RNA sequencing analysis

To explore the transcriptome changes in CBC3T-1 cells, normal bile duct cells HIBEpiC were used as a control. Total RNA was extracted from frozen cell pellets using an RNeasy Micro Kit (Qiagen, CA) according to the manufacturer’s protocol. Then, RNA sequencing (RNA‐seq) was performed using the BGISEQ‐500 platform at BGI Genomics (Wuhan, China). The library preparation followed BGI’s standard procedure.

Differential gene expression analysis

Differentially expressed genes (DEGs) were filtered and analyzed according to the following criteria: condition setting (|fold change|> = 2, Q value < 0.05). We used the BGI online platform (https://biosys.bgi.com/) to analyze the Gene Ontology (GO) and Kyoto Encyclopedia of Genes and Genomes (KEGG) pathways of the DEGs.
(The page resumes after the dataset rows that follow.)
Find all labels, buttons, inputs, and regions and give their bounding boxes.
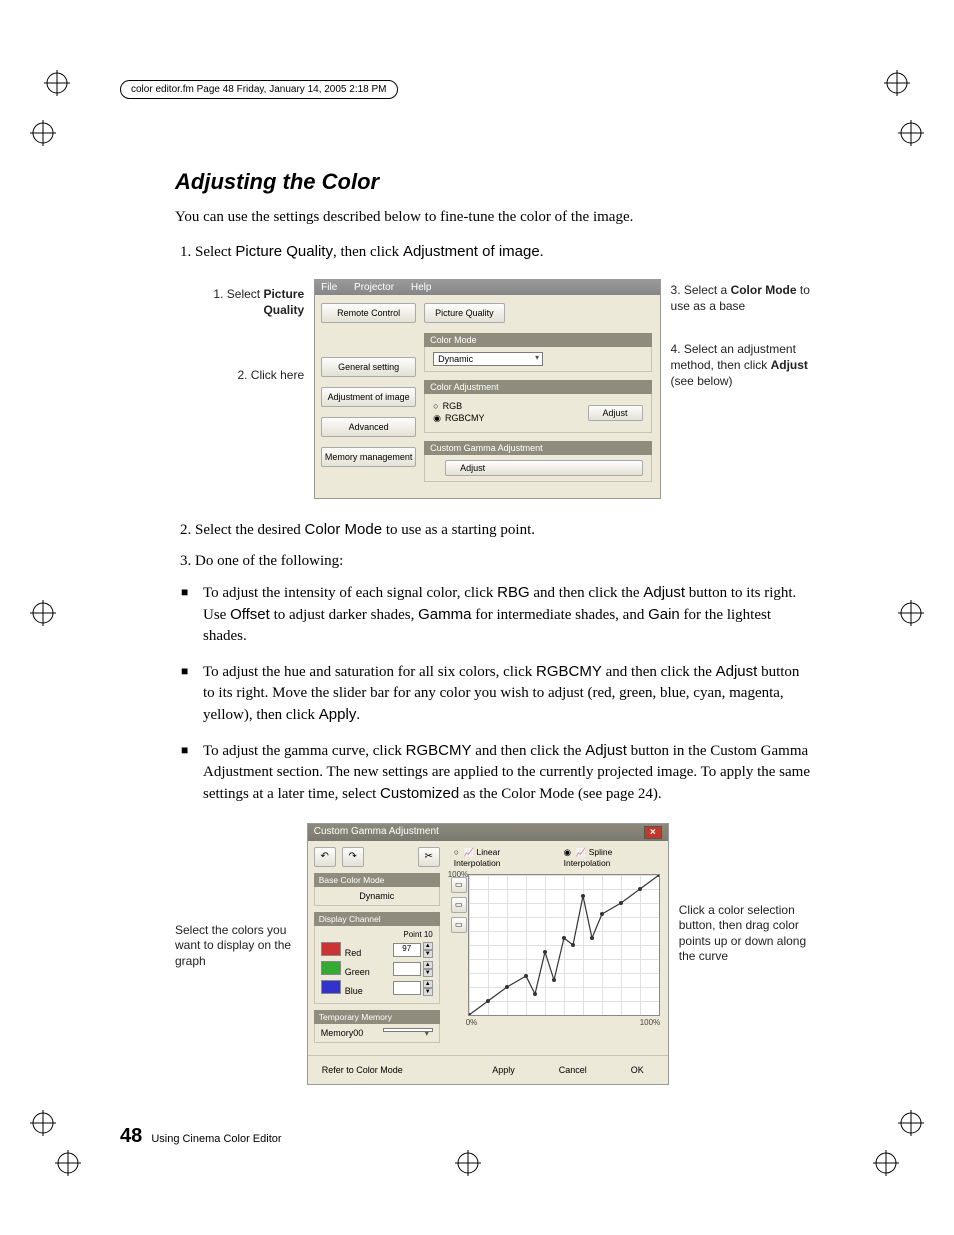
green-value-input[interactable] [393, 962, 421, 976]
callout-select-adjustment: 4. Select an adjustment method, then cli… [671, 342, 814, 389]
gamma-curve[interactable] [469, 875, 659, 1015]
plot-tool-2-icon[interactable]: ▭ [451, 897, 467, 913]
memory-label: Memory00 [321, 1028, 364, 1038]
bullet-2: To adjust the hue and saturation for all… [203, 661, 814, 726]
base-color-mode-header: Base Color Mode [314, 873, 440, 887]
print-header: color editor.fm Page 48 Friday, January … [120, 80, 398, 99]
color-mode-dropdown[interactable]: Dynamic [433, 352, 543, 366]
sidebar-remote-control[interactable]: Remote Control [321, 303, 416, 323]
base-color-mode-value: Dynamic [314, 887, 440, 906]
sidebar-adjustment-of-image[interactable]: Adjustment of image [321, 387, 416, 407]
cancel-button[interactable]: Cancel [541, 1062, 605, 1078]
blue-stepper[interactable]: ▲▼ [423, 980, 433, 996]
channel-red: Red [345, 948, 362, 958]
menubar: File Projector Help [315, 280, 659, 295]
memory-dropdown[interactable] [383, 1028, 433, 1032]
callout-select-color-mode: 3. Select a Color Mode to use as a base [671, 283, 814, 314]
x-axis-100: 100% [640, 1018, 660, 1027]
panel-header-color-mode: Color Mode [424, 333, 651, 347]
figure-1: 1. Select Picture Quality 2. Click here … [175, 279, 814, 498]
green-swatch-icon[interactable] [321, 961, 341, 975]
intro-text: You can use the settings described below… [175, 207, 814, 227]
radio-linear-interp[interactable]: ○ 📈 Linear Interpolation [454, 847, 548, 868]
page-footer: 48 Using Cinema Color Editor [120, 1125, 894, 1148]
plot-tool-1-icon[interactable]: ▭ [451, 877, 467, 893]
app-window: File Projector Help Remote Control Gener… [314, 279, 660, 498]
point-label: Point 10 [321, 930, 433, 939]
menu-projector[interactable]: Projector [354, 282, 394, 293]
apply-button[interactable]: Apply [474, 1062, 533, 1078]
channel-green: Green [345, 967, 370, 977]
blue-swatch-icon[interactable] [321, 980, 341, 994]
callout-select-colors: Select the colors you want to display on… [175, 923, 297, 970]
panel-header-custom-gamma: Custom Gamma Adjustment [424, 441, 651, 455]
bullet-1: To adjust the intensity of each signal c… [203, 582, 814, 647]
gamma-window-title: Custom Gamma Adjustment [314, 826, 439, 839]
radio-rgbcmy[interactable]: ◉RGBCMY [433, 413, 484, 425]
refer-to-color-mode-button[interactable]: Refer to Color Mode [314, 1062, 411, 1078]
display-channel-header: Display Channel [314, 912, 440, 926]
sidebar-memory-management[interactable]: Memory management [321, 447, 416, 467]
gamma-window: Custom Gamma Adjustment × ↶ ↷ ✂ Base Col… [307, 823, 669, 1085]
scissors-icon[interactable]: ✂ [418, 847, 440, 867]
sidebar-general-setting[interactable]: General setting [321, 357, 416, 377]
bullet-3: To adjust the gamma curve, click RGBCMY … [203, 740, 814, 805]
temp-memory-header: Temporary Memory [314, 1010, 440, 1024]
radio-spline-interp[interactable]: ◉ 📈 Spline Interpolation [564, 847, 660, 868]
tab-picture-quality[interactable]: Picture Quality [424, 303, 505, 323]
red-value-input[interactable]: 97 [393, 943, 421, 957]
panel-custom-gamma: Custom Gamma Adjustment Adjust [424, 441, 651, 482]
undo-icon[interactable]: ↶ [314, 847, 336, 867]
radio-rgb[interactable]: ○RGB [433, 401, 484, 413]
callout-select-picture-quality: 1. Select Picture Quality [175, 287, 304, 318]
footer-label: Using Cinema Color Editor [151, 1133, 281, 1145]
x-axis-0: 0% [466, 1018, 478, 1027]
callout-click-color-selection: Click a color selection button, then dra… [679, 903, 814, 965]
redo-icon[interactable]: ↷ [342, 847, 364, 867]
menu-file[interactable]: File [321, 282, 337, 293]
blue-value-input[interactable] [393, 981, 421, 995]
panel-color-mode: Color Mode Dynamic [424, 333, 651, 372]
page-number: 48 [120, 1125, 142, 1147]
ok-button[interactable]: OK [613, 1062, 662, 1078]
channel-blue: Blue [345, 986, 363, 996]
gamma-plot[interactable]: ▭ ▭ ▭ [468, 874, 660, 1016]
adjust-button-color[interactable]: Adjust [588, 405, 643, 421]
red-swatch-icon[interactable] [321, 942, 341, 956]
panel-color-adjustment: Color Adjustment ○RGB ◉RGBCMY Adjust [424, 380, 651, 432]
figure-2: Select the colors you want to display on… [175, 823, 814, 1085]
step-2: Select the desired Color Mode to use as … [195, 519, 814, 541]
step-3: Do one of the following: [195, 551, 814, 572]
section-title: Adjusting the Color [175, 169, 814, 195]
green-stepper[interactable]: ▲▼ [423, 961, 433, 977]
step-1: Select Picture Quality, then click Adjus… [195, 241, 814, 263]
close-icon[interactable]: × [644, 826, 662, 839]
sidebar-advanced[interactable]: Advanced [321, 417, 416, 437]
menu-help[interactable]: Help [411, 282, 432, 293]
plot-tool-3-icon[interactable]: ▭ [451, 917, 467, 933]
red-stepper[interactable]: ▲▼ [423, 942, 433, 958]
adjust-button-gamma[interactable]: Adjust [445, 460, 642, 476]
callout-click-here: 2. Click here [175, 368, 304, 384]
panel-header-color-adjustment: Color Adjustment [424, 380, 651, 394]
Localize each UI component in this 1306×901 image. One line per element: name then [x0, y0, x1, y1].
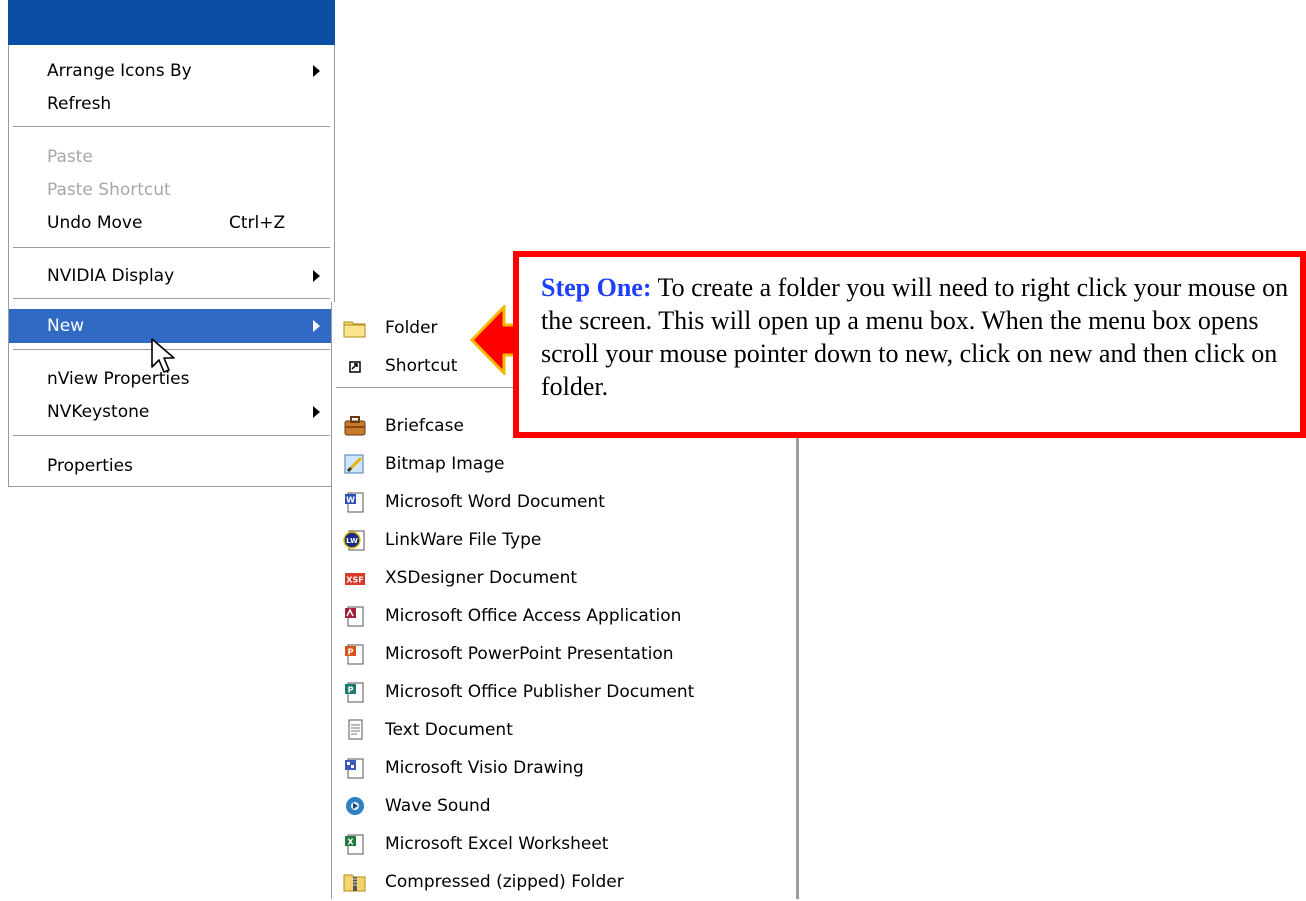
svg-text:P: P [348, 648, 354, 657]
submenu-item-wave-sound[interactable]: Wave Sound [332, 787, 796, 825]
submenu-item-label: Bitmap Image [385, 454, 505, 474]
instruction-callout: Step One: To create a folder you will ne… [513, 251, 1306, 438]
submenu-item-label: Microsoft Visio Drawing [385, 758, 584, 778]
menu-item-label: New [47, 316, 85, 336]
menu-item-label: NVIDIA Display [47, 266, 175, 286]
shortcut-icon [349, 361, 361, 373]
menu-item-nvidia-display[interactable]: NVIDIA Display [9, 259, 334, 293]
text-document-icon [348, 719, 363, 740]
menu-item-undo-move[interactable]: Undo Move Ctrl+Z [9, 206, 334, 240]
submenu-item-label: Shortcut [385, 356, 458, 376]
svg-text:P: P [348, 686, 354, 695]
menu-item-label: Arrange Icons By [47, 61, 192, 81]
submenu-item-text-document[interactable]: Text Document [332, 711, 796, 749]
menu-item-label: Paste [47, 147, 93, 167]
menu-item-label: Paste Shortcut [47, 180, 171, 200]
submenu-item-label: Briefcase [385, 416, 464, 436]
submenu-arrow-icon [313, 270, 320, 282]
visio-icon [345, 758, 364, 779]
submenu-item-label: Microsoft Word Document [385, 492, 605, 512]
submenu-item-label: Wave Sound [385, 796, 491, 816]
submenu-item-publisher-document[interactable]: P Microsoft Office Publisher Document [332, 673, 796, 711]
submenu-item-compressed-folder[interactable]: Compressed (zipped) Folder [332, 863, 796, 901]
powerpoint-icon: P [345, 644, 364, 665]
excel-icon: X [345, 834, 364, 855]
menu-separator [13, 298, 330, 300]
menu-item-label: Undo Move [47, 213, 143, 233]
callout-step-label: Step One: [541, 273, 652, 302]
menu-item-paste-shortcut: Paste Shortcut [9, 173, 334, 207]
menu-separator [13, 126, 330, 128]
submenu-item-label: Microsoft Excel Worksheet [385, 834, 609, 854]
submenu-item-label: Text Document [385, 720, 513, 740]
submenu-item-label: Microsoft Office Publisher Document [385, 682, 695, 702]
bitmap-icon [344, 454, 364, 474]
xsdesigner-icon: XSF [345, 573, 365, 585]
publisher-icon: P [345, 682, 364, 703]
zip-folder-icon [343, 874, 366, 892]
submenu-item-linkware-file[interactable]: LW LinkWare File Type [332, 521, 796, 559]
submenu-item-access-application[interactable]: Microsoft Office Access Application [332, 597, 796, 635]
menu-item-paste: Paste [9, 140, 334, 174]
menu-item-label: NVKeystone [47, 402, 150, 422]
window-titlebar [8, 0, 335, 45]
menu-item-nvkeystone[interactable]: NVKeystone [9, 395, 334, 429]
submenu-item-label: XSDesigner Document [385, 568, 578, 588]
svg-text:X: X [347, 838, 354, 847]
menu-item-shortcut: Ctrl+Z [229, 213, 286, 233]
desktop-context-menu: Arrange Icons By Refresh Paste Paste Sho… [8, 45, 335, 487]
submenu-item-xsdesigner-document[interactable]: XSF XSDesigner Document [332, 559, 796, 597]
submenu-item-label: Folder [385, 318, 438, 338]
briefcase-icon [344, 416, 366, 436]
access-icon [345, 606, 364, 627]
submenu-item-powerpoint-presentation[interactable]: P Microsoft PowerPoint Presentation [332, 635, 796, 673]
submenu-item-label: LinkWare File Type [385, 530, 542, 550]
menu-item-refresh[interactable]: Refresh [9, 87, 334, 121]
submenu-arrow-icon [313, 406, 320, 418]
callout-body: To create a folder you will need to righ… [541, 273, 1289, 401]
submenu-arrow-icon [313, 65, 320, 77]
svg-text:XSF: XSF [346, 576, 363, 585]
submenu-item-label: Microsoft Office Access Application [385, 606, 682, 626]
menu-item-properties[interactable]: Properties [9, 449, 334, 483]
submenu-arrow-icon [313, 320, 320, 332]
wave-sound-icon [346, 797, 364, 815]
submenu-item-label: Compressed (zipped) Folder [385, 872, 624, 892]
submenu-item-excel-worksheet[interactable]: X Microsoft Excel Worksheet [332, 825, 796, 863]
linkware-icon: LW [343, 530, 365, 551]
word-icon: W [345, 492, 364, 513]
menu-separator [13, 435, 330, 437]
menu-item-label: Refresh [47, 94, 112, 114]
menu-separator [13, 247, 330, 249]
svg-text:W: W [346, 496, 355, 505]
svg-text:LW: LW [346, 537, 358, 545]
submenu-item-word-document[interactable]: W Microsoft Word Document [332, 483, 796, 521]
folder-icon [343, 321, 366, 338]
mouse-pointer-icon [151, 338, 175, 373]
submenu-item-label: Microsoft PowerPoint Presentation [385, 644, 674, 664]
callout-text: Step One: To create a folder you will ne… [541, 271, 1300, 403]
submenu-item-visio-drawing[interactable]: Microsoft Visio Drawing [332, 749, 796, 787]
submenu-item-bitmap-image[interactable]: Bitmap Image [332, 445, 796, 483]
menu-item-label: Properties [47, 456, 133, 476]
menu-item-arrange-icons-by[interactable]: Arrange Icons By [9, 54, 334, 88]
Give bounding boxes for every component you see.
Whole‑exome sequencing (WES) of CBC3T-1 cells

Sequencing and data analysis were performed at BGI (Wuhan, China). Briefly, CBC3T-1 cells were aligned with samples of adjacent normal tissue from this patient’s resected tumor tissue and genomic DNA extraction was performed. Library construction and whole‑exome capture of genomic DNA were performed using SureSelect Human All Exon V6 (Agilent), and the captured DNA library was sequenced on the DNBSEQ platform. Clean reads were aligned to the reference human genome (build hg19) using the Burrows‒Wheeler Aligner. To identify somatic mutations, we compared CBC3T-1 cells with adjacent normal tissue, filtering out germline mutations in normal tissue and retaining only those somatic mutations found in tumor cells during the analysis.

Driver gene analysis

We compared somatic mutations with known driver genes in databases and the literature and screened out known driver genes in tumor samples. The reference data sources were Integrative OncoGenomics (IntOGen), Cancer Gene Census (CGC), three highly cited articles [14,15,16], and pan-cancer data [17].

Statistical analysis

Statistical significance was calculated by unpaired two-tailed Student’s t test using GraphPad Prism 8 (GraphPad Software, Inc.). The data are presented as the means and standard deviations (SD) from at least three replicate analyses (bars). P < 0.05 was considered to indicate a statistically significant difference.